What I'm curious to know is if there is a need or desire for the utility amongst the community. 

Phil Harvey

There have been a number of requests recently for writing MP4 files.  Most of them were for the feature of changing existing date/time tags, but I think that a utility to add the information you mention would be useful, especially if you could make it work for all MP4 files.

- Phil
...where DIR is the name of a directory/folder containing the images.  On Mac/Linux/PowerShell, use single quotes (') instead of double quotes (") around arguments containing a dollar sign ($).

neebah

It actually changes (or adds) the date time metadata that iOS reads directly.  It doesn't change the file date/time.  Also like I said it works on iOS mov files and some mp4 files (some cameras didn't encode well and resulted in playback problems after using the utility).  I found that if the mp4 files were converted to mp4 (weird) with handbrake then the playback problems were not present after using the utility).  I'll look into packaging this up, cleaning it up and posting it. 

Phil Harvey

Yes.  I was talking about  metadata date/time tags, not filesystem tags.  ExifTool changes some of them, but it doesn't have the ability to add any.

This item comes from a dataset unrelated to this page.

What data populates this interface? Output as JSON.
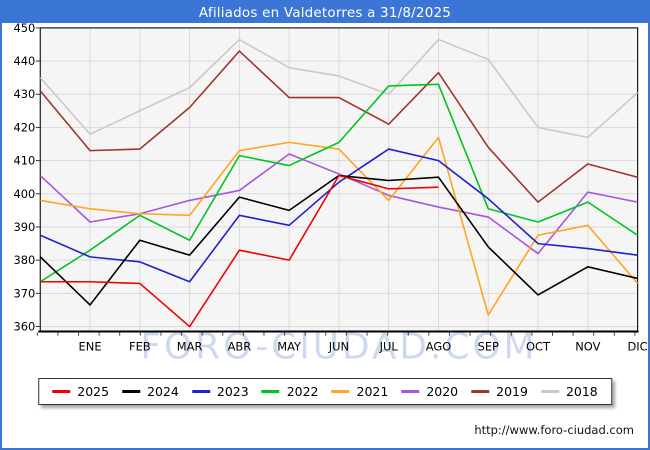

The problem you may be having is that some MP4/MOV files contain seek offsets at the start of the file.  You must either update these offsets or avoid changing the location of the video data in the file.

- Phil
...where DIR is the name of a directory/folder containing the images.  On Mac/Linux/PowerShell, use single quotes (') instead of double quotes (") around arguments containing a dollar sign ($).

neebah

I'll check into that.  I thought I had accounted for that. 

aikinai

neebah, I would love to use it if you ever got around to polishing that utility! Did you end up making any more progress on it, or do you still have plans to release it?